У меня не будет выстроенной хронологии – я пытаюсь связать смыслы, а это – шкала нелинейная. Мне очень хотелось дать среду, время, запах эпохи – именно поэтому в книге немало отступлений, импрессионистских вставок, желаний поймать сущность, может, напрямую с героем и не связанную – ибо Прилепин живёт не на облаке, и оторвать его от контекста – невозможно, только выкорчёвывать, и то центнеры земли останутся на корнях.

Другое дело, что я постарался облагородить полемический пласт: определив его в некие устоявшиеся рамки, дабы избавить от неопрятного российского безумия. (Хотя, по тем же причинам вовлечённости в контекст, я отдаю себе отчёт в возможной поспешности и сиюминутности собственных оценок и аргументов.)

Самым точным определением жанра я полагаю такое – «книга-путешествие» по литературе героя и сопутствующим ей стихиям – Родине, Семье (в которую входят «отцы» и предшественники) и Революции.

О структуре

Значительная часть текста так или иначе связана с романом «Обитель» – просто потому, что роман этот стал главным событием русской литературы последних лет. Я намерено не оговариваю «для меня», поскольку масштаб «Обители» оказался выше не только субъективных, но и групповых восприятий.

Кроме того, роман этот стал и событием, и тенденцией. «Именем» тоже – не только потому, что «Прилепин отработал все ранее выданные ему щедрые авансы» (Галина Юзефович) и встал в ряд тех немногих писателей, наличие которых в русской литературе оправдывает само её сегодняшнее существование. (Два, может быть, три имени: Александр Терехов, Владимир Шаров, Евгений Водолазкин…) А прежде всего потому, что «Обитель» – перефразирую Александра Твардовского – прочли и те, кто обычно современной прозы не читает.

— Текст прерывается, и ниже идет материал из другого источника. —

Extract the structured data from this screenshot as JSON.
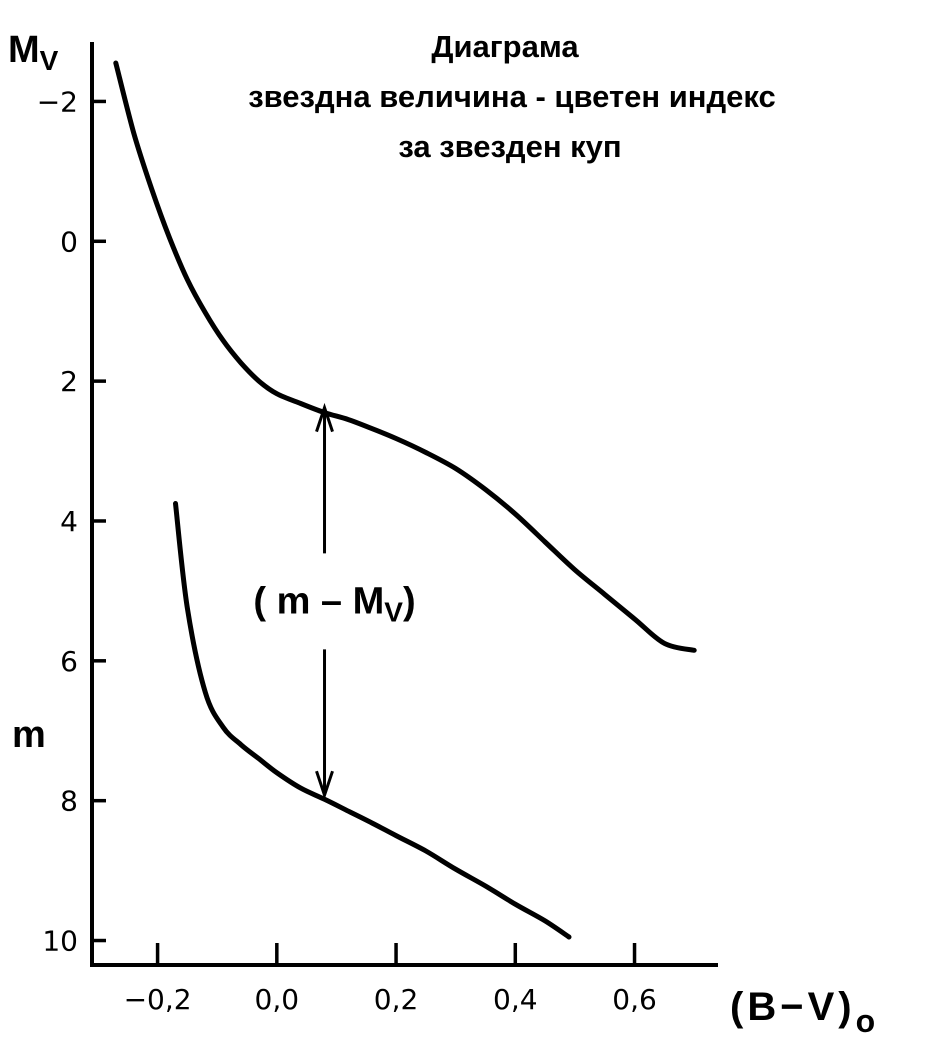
{
  "chart_data": {
    "type": "line",
    "title": [
      "Диаграма",
      "звездна величина - цветен индекс",
      "за звезден куп"
    ],
    "ylabel_top": {
      "main": "M",
      "sub": "V"
    },
    "ylabel_left": "m",
    "xlabel": {
      "main": "(B−V)",
      "sub": "o"
    },
    "annotation": {
      "open": "( m – M",
      "sub": "V",
      "close": ")"
    },
    "annotation_x": 0.08,
    "annotation_y_range": [
      2.35,
      7.95
    ],
    "xlim": [
      -0.31,
      0.74
    ],
    "ylim_inverted": [
      -2.85,
      10.35
    ],
    "x_ticks": [
      -0.2,
      0.0,
      0.2,
      0.4,
      0.6
    ],
    "x_tick_labels": [
      "−0,2",
      "0,0",
      "0,2",
      "0,4",
      "0,6"
    ],
    "y_ticks": [
      -2,
      0,
      2,
      4,
      6,
      8,
      10
    ],
    "y_tick_labels": [
      "−2",
      "0",
      "2",
      "4",
      "6",
      "8",
      "10"
    ],
    "series": [
      {
        "x": [
          -0.27,
          -0.24,
          -0.21,
          -0.18,
          -0.15,
          -0.12,
          -0.09,
          -0.06,
          -0.03,
          0.0,
          0.04,
          0.08,
          0.12,
          0.16,
          0.2,
          0.25,
          0.3,
          0.35,
          0.4,
          0.45,
          0.5,
          0.55,
          0.6,
          0.65,
          0.7
        ],
        "y": [
          -2.55,
          -1.55,
          -0.75,
          -0.05,
          0.55,
          1.02,
          1.42,
          1.74,
          2.0,
          2.18,
          2.32,
          2.45,
          2.55,
          2.68,
          2.82,
          3.02,
          3.25,
          3.55,
          3.9,
          4.3,
          4.7,
          5.05,
          5.4,
          5.75,
          5.85
        ]
      },
      {
        "x": [
          -0.17,
          -0.15,
          -0.12,
          -0.09,
          -0.06,
          -0.03,
          0.0,
          0.04,
          0.08,
          0.12,
          0.16,
          0.2,
          0.25,
          0.3,
          0.35,
          0.4,
          0.45,
          0.49
        ],
        "y": [
          3.75,
          5.25,
          6.45,
          6.95,
          7.2,
          7.4,
          7.6,
          7.82,
          7.98,
          8.15,
          8.32,
          8.5,
          8.72,
          8.98,
          9.22,
          9.48,
          9.72,
          9.95
        ]
      }
    ]
  }
}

Роман «Санькя» мне показалось интересным дать глазами одного из читателей, а одного из персонажей я попросил высказаться в ином, биографическом, жанре. Роман в рассказах «Грех» и роман «Чёрная обезьяна» я поставил друг против друга, как зеркала, «взаимно искажающие отраженья» (Георгий Иванов). Ибо «Чёрная обезьяна» есть подполье «Греха», его автора и выстроенного им светлого дома. Публицистику последних лет дополнил важным для Захара и принципиальным для меня свидетельством общего товарища о поездке в Донбасс; других писателей, поэтов и музыкантов показал, естественно, в связке – реальной или подразумеваемой – с главным героем.

Остальное (хотя в случае Захара Прилепина, разумеется, далеко не всё) – в тексте.